RESTORE delivers care using a proprietary model called PIECESS. (Please refer to box on p. 207 for seven components of the PIECESS model.) The model’s seven components provide a theoretical and philosophical framework for the program.
Previous Staff Builders studies of adult populations suggested that psychiatric home care decreased the need for inpatient hospitalization, decreased utilization of emergency services, and resulted in overall increases in treatment compliance. (For more information on psych home health, see CM primer article, p. 207.)
Staff Builders conducted a study of 54 children and adolescents who received mental health home care from Western New York Staff Builders between January 1995 and December 1996. Researchers collected information on the following seven outcomes:
• treatment compliance;
• rehospitalization rates;
• emergency room admissions;
• functional ability;
• length of stay;
• number of home care visits;
• cost of care.
Chart reviews; central intake; field nurse interviews; mental health providers, such as psychiatrists, case managers, psychologists, and social workers; family members; and patients themselves were the sources for the information gathered.

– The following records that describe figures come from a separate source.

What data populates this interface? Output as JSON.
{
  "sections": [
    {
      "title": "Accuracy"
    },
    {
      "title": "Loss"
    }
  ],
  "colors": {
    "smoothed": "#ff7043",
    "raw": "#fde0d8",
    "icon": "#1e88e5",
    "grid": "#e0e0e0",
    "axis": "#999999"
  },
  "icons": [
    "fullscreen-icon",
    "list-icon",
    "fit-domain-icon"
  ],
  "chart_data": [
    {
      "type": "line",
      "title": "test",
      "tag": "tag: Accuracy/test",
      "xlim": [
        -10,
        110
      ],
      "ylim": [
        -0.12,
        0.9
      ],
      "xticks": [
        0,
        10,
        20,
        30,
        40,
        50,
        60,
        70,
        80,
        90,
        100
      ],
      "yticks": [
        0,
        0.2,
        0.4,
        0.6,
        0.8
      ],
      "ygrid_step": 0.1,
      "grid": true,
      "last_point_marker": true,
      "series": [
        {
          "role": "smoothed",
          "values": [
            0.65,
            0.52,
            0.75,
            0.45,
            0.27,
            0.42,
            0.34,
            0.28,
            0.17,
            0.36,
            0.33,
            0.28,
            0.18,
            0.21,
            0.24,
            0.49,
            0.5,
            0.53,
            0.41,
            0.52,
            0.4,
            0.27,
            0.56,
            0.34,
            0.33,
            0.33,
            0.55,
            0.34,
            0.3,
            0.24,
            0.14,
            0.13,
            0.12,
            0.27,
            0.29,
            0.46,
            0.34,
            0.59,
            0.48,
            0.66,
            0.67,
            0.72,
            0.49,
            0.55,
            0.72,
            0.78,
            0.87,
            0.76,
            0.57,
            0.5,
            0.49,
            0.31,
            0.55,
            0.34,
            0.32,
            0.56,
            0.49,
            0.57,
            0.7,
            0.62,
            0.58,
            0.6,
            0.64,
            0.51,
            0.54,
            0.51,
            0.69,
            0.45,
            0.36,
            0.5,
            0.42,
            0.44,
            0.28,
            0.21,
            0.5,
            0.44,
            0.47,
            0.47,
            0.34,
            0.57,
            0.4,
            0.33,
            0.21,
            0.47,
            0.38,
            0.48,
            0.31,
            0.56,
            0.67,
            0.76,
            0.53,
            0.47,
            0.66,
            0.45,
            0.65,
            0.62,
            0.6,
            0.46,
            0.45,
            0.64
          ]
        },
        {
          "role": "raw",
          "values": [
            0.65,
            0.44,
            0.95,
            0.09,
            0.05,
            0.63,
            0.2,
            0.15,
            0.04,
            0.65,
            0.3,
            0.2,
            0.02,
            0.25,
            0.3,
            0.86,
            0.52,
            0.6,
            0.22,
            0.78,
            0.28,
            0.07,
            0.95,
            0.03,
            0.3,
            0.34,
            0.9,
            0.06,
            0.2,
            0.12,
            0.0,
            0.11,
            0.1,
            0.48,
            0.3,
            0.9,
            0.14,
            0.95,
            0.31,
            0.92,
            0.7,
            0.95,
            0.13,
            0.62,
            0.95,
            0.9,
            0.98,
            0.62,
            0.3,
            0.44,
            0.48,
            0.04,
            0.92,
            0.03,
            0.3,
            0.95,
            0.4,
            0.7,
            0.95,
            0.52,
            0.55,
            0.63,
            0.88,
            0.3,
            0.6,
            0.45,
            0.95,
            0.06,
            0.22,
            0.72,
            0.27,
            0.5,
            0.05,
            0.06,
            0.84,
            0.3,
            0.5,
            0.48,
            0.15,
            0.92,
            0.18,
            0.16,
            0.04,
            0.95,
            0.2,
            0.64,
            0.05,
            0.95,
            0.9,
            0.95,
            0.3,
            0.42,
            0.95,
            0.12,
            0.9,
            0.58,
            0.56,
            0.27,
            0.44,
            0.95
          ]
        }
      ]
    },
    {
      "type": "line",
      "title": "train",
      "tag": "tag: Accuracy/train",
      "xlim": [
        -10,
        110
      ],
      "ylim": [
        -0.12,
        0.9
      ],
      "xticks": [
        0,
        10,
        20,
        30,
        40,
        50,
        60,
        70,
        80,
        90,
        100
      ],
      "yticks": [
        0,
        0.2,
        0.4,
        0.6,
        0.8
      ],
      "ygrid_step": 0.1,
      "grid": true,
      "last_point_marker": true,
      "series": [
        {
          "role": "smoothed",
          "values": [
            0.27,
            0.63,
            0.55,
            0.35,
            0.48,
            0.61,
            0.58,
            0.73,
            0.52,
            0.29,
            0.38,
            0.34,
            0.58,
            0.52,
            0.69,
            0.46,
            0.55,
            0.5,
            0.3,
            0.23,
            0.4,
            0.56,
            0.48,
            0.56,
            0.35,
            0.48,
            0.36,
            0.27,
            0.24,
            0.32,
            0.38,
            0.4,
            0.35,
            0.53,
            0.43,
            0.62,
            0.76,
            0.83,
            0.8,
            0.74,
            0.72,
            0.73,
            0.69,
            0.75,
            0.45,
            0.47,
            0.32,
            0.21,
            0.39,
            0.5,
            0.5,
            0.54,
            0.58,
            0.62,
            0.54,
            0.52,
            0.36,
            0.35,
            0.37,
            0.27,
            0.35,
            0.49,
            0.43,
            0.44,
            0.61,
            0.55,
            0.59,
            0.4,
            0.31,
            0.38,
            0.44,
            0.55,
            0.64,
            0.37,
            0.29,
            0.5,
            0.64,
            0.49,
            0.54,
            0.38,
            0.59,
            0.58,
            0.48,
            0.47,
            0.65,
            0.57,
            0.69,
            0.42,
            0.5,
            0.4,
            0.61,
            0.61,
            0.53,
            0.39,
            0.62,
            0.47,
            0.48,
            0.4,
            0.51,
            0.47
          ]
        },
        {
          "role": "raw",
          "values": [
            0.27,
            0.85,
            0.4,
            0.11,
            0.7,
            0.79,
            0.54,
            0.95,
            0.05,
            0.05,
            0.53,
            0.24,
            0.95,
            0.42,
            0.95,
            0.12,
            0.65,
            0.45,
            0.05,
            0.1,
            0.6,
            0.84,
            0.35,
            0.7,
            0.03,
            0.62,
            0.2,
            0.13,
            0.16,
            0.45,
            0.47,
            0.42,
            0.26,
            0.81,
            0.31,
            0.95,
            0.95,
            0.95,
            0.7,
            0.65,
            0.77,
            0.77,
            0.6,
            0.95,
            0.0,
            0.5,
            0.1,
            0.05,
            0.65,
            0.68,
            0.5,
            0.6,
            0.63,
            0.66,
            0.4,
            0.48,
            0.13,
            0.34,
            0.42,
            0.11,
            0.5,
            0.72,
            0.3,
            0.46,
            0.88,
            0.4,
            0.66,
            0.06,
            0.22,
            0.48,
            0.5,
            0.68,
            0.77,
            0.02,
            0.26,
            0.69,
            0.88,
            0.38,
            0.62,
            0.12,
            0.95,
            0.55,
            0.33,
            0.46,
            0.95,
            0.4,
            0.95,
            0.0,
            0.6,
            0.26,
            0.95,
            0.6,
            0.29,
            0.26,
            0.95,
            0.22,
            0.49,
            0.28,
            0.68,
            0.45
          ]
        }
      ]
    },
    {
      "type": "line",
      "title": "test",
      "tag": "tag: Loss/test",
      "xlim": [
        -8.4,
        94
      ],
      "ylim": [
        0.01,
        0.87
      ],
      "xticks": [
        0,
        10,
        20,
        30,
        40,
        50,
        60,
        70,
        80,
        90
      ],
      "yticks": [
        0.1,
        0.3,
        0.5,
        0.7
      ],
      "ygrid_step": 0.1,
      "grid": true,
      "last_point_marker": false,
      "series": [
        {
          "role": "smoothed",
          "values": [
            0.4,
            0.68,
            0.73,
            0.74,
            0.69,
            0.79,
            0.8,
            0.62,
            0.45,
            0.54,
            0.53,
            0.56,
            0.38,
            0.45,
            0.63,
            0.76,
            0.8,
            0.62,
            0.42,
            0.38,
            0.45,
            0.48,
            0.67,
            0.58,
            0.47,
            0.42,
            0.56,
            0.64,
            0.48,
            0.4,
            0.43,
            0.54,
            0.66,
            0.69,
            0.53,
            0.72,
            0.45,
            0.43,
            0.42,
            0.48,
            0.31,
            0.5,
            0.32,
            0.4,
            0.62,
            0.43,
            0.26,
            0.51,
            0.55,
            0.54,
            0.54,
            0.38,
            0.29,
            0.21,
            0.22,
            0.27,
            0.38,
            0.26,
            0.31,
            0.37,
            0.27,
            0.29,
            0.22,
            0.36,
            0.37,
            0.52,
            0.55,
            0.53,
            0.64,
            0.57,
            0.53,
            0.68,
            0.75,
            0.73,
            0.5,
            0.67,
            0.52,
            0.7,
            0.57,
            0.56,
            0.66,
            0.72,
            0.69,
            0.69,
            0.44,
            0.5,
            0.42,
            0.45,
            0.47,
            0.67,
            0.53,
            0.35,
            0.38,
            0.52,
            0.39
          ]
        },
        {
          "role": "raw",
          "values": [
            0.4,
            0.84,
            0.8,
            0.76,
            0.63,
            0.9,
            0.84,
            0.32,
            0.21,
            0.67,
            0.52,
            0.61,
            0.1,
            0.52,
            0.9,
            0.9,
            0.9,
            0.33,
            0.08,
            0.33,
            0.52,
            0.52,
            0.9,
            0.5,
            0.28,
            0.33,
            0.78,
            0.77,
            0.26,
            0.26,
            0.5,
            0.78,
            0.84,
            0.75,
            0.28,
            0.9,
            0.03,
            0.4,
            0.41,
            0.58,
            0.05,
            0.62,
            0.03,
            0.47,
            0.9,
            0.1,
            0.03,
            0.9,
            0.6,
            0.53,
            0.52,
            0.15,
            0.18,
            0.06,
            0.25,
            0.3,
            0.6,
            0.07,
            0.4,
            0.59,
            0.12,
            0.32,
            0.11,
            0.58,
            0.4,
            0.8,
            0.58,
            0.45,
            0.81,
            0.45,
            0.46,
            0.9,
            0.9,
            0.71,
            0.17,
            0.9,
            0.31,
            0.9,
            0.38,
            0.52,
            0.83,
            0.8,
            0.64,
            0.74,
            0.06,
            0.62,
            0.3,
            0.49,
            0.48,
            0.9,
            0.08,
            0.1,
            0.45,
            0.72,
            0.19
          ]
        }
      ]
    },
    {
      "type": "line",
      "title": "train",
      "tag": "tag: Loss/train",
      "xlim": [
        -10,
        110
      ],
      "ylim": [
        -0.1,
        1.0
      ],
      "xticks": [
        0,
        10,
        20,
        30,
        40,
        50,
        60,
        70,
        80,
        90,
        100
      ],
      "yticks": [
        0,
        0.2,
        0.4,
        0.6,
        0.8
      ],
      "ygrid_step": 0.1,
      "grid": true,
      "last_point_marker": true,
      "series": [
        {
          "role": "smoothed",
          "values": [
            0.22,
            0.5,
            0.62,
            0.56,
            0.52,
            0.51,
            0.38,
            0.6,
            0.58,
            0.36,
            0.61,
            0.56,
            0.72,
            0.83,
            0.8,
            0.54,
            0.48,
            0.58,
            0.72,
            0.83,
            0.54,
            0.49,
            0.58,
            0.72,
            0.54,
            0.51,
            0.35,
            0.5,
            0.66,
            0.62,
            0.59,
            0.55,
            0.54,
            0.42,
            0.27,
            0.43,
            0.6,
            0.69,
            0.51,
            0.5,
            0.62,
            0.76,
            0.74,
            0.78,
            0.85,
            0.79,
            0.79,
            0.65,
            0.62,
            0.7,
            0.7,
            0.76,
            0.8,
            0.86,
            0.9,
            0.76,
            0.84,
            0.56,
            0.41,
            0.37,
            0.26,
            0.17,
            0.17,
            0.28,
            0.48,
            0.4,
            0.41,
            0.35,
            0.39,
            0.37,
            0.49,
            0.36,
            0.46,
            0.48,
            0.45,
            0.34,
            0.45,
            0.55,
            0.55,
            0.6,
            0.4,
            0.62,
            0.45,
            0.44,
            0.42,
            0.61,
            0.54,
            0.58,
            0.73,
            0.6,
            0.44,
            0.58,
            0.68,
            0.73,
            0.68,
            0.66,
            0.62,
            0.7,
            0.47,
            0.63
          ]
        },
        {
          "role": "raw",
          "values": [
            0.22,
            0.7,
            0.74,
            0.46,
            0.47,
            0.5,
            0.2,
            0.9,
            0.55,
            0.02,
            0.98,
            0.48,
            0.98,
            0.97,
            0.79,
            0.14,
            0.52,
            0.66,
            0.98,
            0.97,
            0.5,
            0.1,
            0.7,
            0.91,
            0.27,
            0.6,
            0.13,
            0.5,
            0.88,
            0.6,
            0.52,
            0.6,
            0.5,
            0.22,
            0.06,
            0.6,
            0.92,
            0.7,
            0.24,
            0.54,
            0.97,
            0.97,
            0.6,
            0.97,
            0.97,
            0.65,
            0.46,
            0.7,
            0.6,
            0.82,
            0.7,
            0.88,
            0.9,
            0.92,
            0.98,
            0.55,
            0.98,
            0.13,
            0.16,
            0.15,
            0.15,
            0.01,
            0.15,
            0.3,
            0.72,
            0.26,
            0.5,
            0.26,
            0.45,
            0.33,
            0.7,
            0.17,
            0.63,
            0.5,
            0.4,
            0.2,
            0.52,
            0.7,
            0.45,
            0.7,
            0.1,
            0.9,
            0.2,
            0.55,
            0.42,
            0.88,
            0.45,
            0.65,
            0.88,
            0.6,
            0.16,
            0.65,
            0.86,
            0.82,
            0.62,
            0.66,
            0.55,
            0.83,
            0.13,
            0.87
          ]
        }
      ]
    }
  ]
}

The findings were encouraging, says Carson. Roughly 90% of patients referred to the program required nursing assistance with medication management. Nurses assessed compliance at each visit through direct observation of medication consumption and through questioning the patient, caregiver, or home health aide. Nurses rated compliance from 0% to 100% at each visit. The overall average medication compliance rate for this sample was 89%.
However, compliance with other treatment modalities is also essential to recovery in psychiatric illness, Carson notes. Nurses also assessed the patient’s attendance to physician, clinic, case manager, and counselor appointments. Patients had a 60% compliance rate for other treatment modalities.
Education prevents suspensions
Of the 54 patients in the sample, 43, or 80%, were on a behavioral plan. Plans required nurses to educate the patient and the primary caregiver about implementing the plan in the home. In some cases, nurses also educated school staff about specific behavioral plans. These interventions maintained children in school and prevented suspensions or expulsions for inappropriate behaviors.
Other findings include:
• 65% of patients were stable at discharge and met goals designed in their treatment plan;
• 35% of patients were discharged for a variety of reasons, including persistent oncompliance;
• 11% of patients were rehospitalized for psychiatric reasons;
• 4% of patients were arrested and removed from their homes.
• 17% of patients used emergency services while in the RESTORE program.
"The cost savings with psychiatric home care are tremendous," says Carson. "Children were stabilized in an average of 35 to 36 days with between 10 and 11 nursing visits. The average costs of those visits ranged from $650 to $710.
"Compared to $500 for one day of inpatient care, the study clearly demonstrates both the clinical and cost effectiveness of psychiatric home care for young patients."